Artemis is fed up with her twin brother Apollo’s holier-than-thou and over the top attitude, and his new job as a TV psychic doesn’t help matters any. Not to mention Aphrodite’s shameless sexual escapades and part time job as a telephone sex operator are especially hard to bear for the goddess of chastity.

As also the goddess of hunting, Artemis longs for the good old days when her and her godly relatives were respected and revered, and she was allowed to keep her beloved hunting dogs. But now space is at a premium as many of the gods now live crammed together in a much-too-small London town house. Artemis’s dreaming of better times only makes things more bitter as a battle of wills breaks out between Aphrodite and Apollo.

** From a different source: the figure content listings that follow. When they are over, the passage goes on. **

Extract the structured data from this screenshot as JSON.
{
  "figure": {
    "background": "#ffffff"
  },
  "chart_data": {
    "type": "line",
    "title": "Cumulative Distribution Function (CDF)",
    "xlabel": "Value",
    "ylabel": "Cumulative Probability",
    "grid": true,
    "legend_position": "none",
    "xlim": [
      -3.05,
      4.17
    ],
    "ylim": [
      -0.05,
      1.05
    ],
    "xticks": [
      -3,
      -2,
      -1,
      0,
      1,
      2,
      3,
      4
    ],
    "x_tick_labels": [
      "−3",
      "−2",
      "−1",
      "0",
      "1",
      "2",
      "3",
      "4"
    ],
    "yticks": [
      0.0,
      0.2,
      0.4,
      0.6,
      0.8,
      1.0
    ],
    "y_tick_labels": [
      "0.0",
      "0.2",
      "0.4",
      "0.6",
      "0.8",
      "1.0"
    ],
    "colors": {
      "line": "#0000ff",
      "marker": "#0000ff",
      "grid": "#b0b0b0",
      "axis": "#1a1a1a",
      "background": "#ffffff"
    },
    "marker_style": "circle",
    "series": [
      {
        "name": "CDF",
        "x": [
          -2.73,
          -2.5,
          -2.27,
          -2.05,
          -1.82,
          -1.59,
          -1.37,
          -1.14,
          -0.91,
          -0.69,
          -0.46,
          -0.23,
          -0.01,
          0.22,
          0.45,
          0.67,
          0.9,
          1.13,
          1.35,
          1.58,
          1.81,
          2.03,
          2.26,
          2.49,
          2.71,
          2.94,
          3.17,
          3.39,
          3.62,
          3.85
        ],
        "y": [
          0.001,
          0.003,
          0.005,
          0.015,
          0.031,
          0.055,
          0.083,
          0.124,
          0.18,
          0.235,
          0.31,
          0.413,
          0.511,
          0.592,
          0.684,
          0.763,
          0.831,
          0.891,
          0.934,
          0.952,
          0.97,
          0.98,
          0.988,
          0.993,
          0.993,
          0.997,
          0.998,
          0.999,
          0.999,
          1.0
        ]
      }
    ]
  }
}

As battle wages, the new house cleaner Alice becomes swept up into the fray. Just an average human with an average friend named Neil who harbors a more than average crush for Alice. And these two ordinary people find themselves donning the cloaks of heroism in order to save the day.

While the description and writing style isn’t the greatest, this story more than makes up for it in clever wit and hilarious situations that would make Aphrodite blush––well maybe not. But the unfolding of the story is certainly enough to awake a feeling of greatness and awe as the story finally reaches its perfect conclusion.

I truly enjoyed tagging along on Alice’s and Neil’s epic journey and awaking, and I am positive you will too.